Lei si definisce studioso, dice di non essere un mistico e non è un filosofo. Perché e come, allora, entrare nella sfera dell’irrazionale?

Definirsi razionali o irrazionali per me non ha senso. Così come non è giusto cercare delle verità nei sistemi filosofici: tutto quello che pensiamo rientra nella sfera dell’immaginario. E poi nel mondo ebraico la soggettività non è prevalente: si insegna cosa fare per essere un buon ebreo e non ha importanza se nel procedere religioso ci si sente felici o tristi. Parallelamente i kabalisti estatici insegnano una tecnica e non si sorprendono quando funziona. Lo sanno che deve funzionare, per l’ebraismo non è così strano pensare di poter entrare in contatto con Dio. L’importante è il rapporto che ci può essere tra la struttura del divino e le mitzvot che dobbiamo compiere. Sapere senza fare, senza mettere in pratica è una cosa assolutamente priva di significato.

La passione attuale per la kabalah è collegata alla maniera in cui la mistica ebraica ha anticipato lo studio psicanalitico dell’animo umano. È d’accordo?

È stata pubblicata alla fine degli anni cinquanta una ricerca che voleva dimostrare come Sigmund Freud sia stato influenzato dal pensiero dei kabalisti. Io non credo sia vero, penso sia un’esagerazione ma è invece certo che a Vienna in quel periodo i rabbini contavano, e molto. Non bisogna dimenticare che la cultura ebraica di Freud era molto più vasta di quel che normalmente si pensa. Non mi stupirei se fosse stato influenzato dal hassidismo, mentre non credo conoscesse davvero la kabalah.

Possiamo trovare degli elementi moderni della kabalah?
Un certo mondo intellettuale ne è attratto, pensiamo per esempio a Umberto Eco, Jacques Derrida o Harold Bloom. Nella kabalah il linguaggio coincide con la realtà, e questo è un concetto che sta diventando sempre più ovvio per tutti noi. Poi capita che certi mistici diventino integralisti perché si convincono di essere in possesso di verità assolute e nei momenti di cambiamento una convinzione forte diventa fondamentalismo. Ma il misticismo non è sovrapponibile all’integralismo.
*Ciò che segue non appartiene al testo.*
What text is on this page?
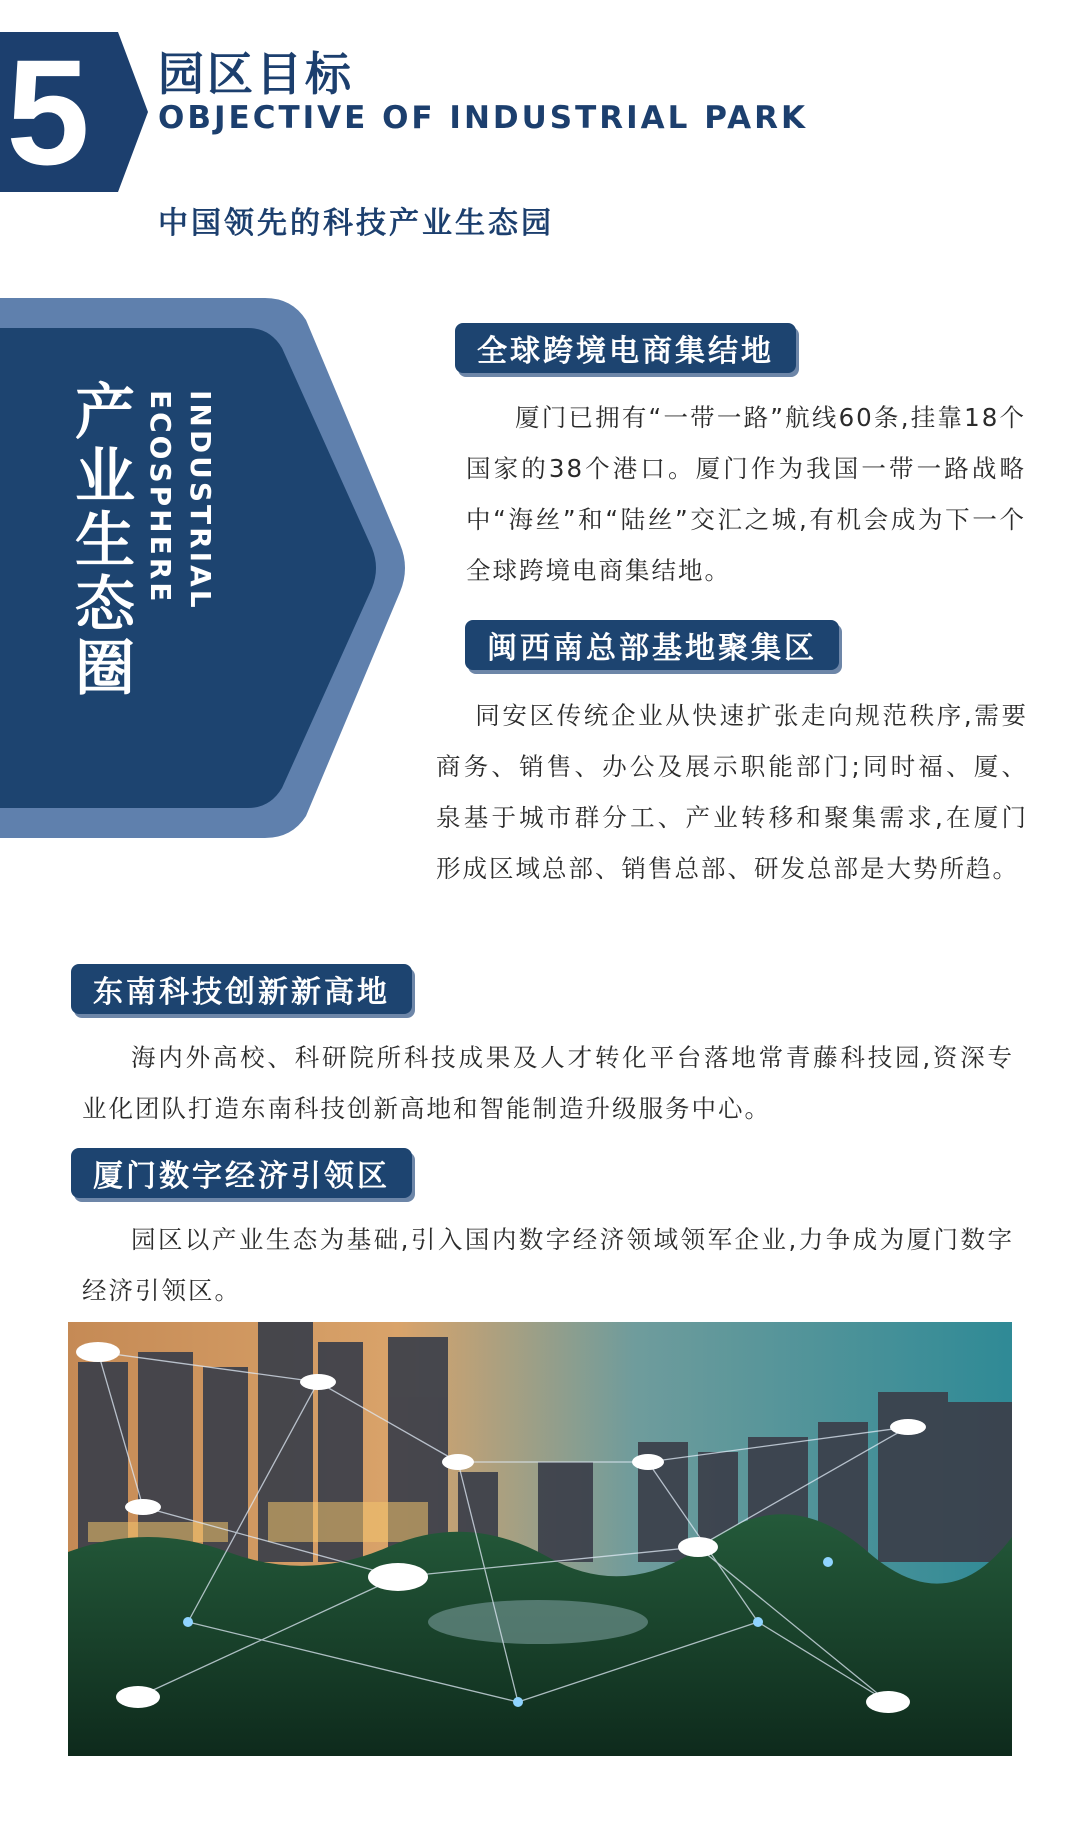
5 园区目标
OBJECTIVE OF INDUSTRIAL PARK
中国领先的科技产业生态园
产业生态圈	INDUSTRIAL
ECOSPHERE
全球跨境电商集结地
厦门已拥有“一带一路”航线60条,挂靠18个国家的38个港口。厦门作为我国一带一路战略中“海丝”和“陆丝”交汇之城,有机会成为下一个全球跨境电商集结地。
闽西南总部基地聚集区
同安区传统企业从快速扩张走向规范秩序,需要商务、销售、办公及展示职能部门;同时福、厦、泉基于城市群分工、产业转移和聚集需求,在厦门形成区域总部、销售总部、研发总部是大势所趋。
东南科技创新新高地
海内外高校、科研院所科技成果及人才转化平台落地常青藤科技园,资深专业化团队打造东南科技创新高地和智能制造升级服务中心。
厦门数字经济引领区
园区以产业生态为基础,引入国内数字经济领域领军企业,力争成为厦门数字经济引领区。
Non è un paradosso, questo?
I paradossi ci sono solo se affronto la realtà con i miei valori, non esistono paradossi interni alla realtà. La cosa importante è capire e capire non è giudicare. Giudicare a me non interessa. Chi giudica non capisce. La realtà è complessa e nella realtà hanno spazio molte cose. L’unica cosa davvero importante è capire questo.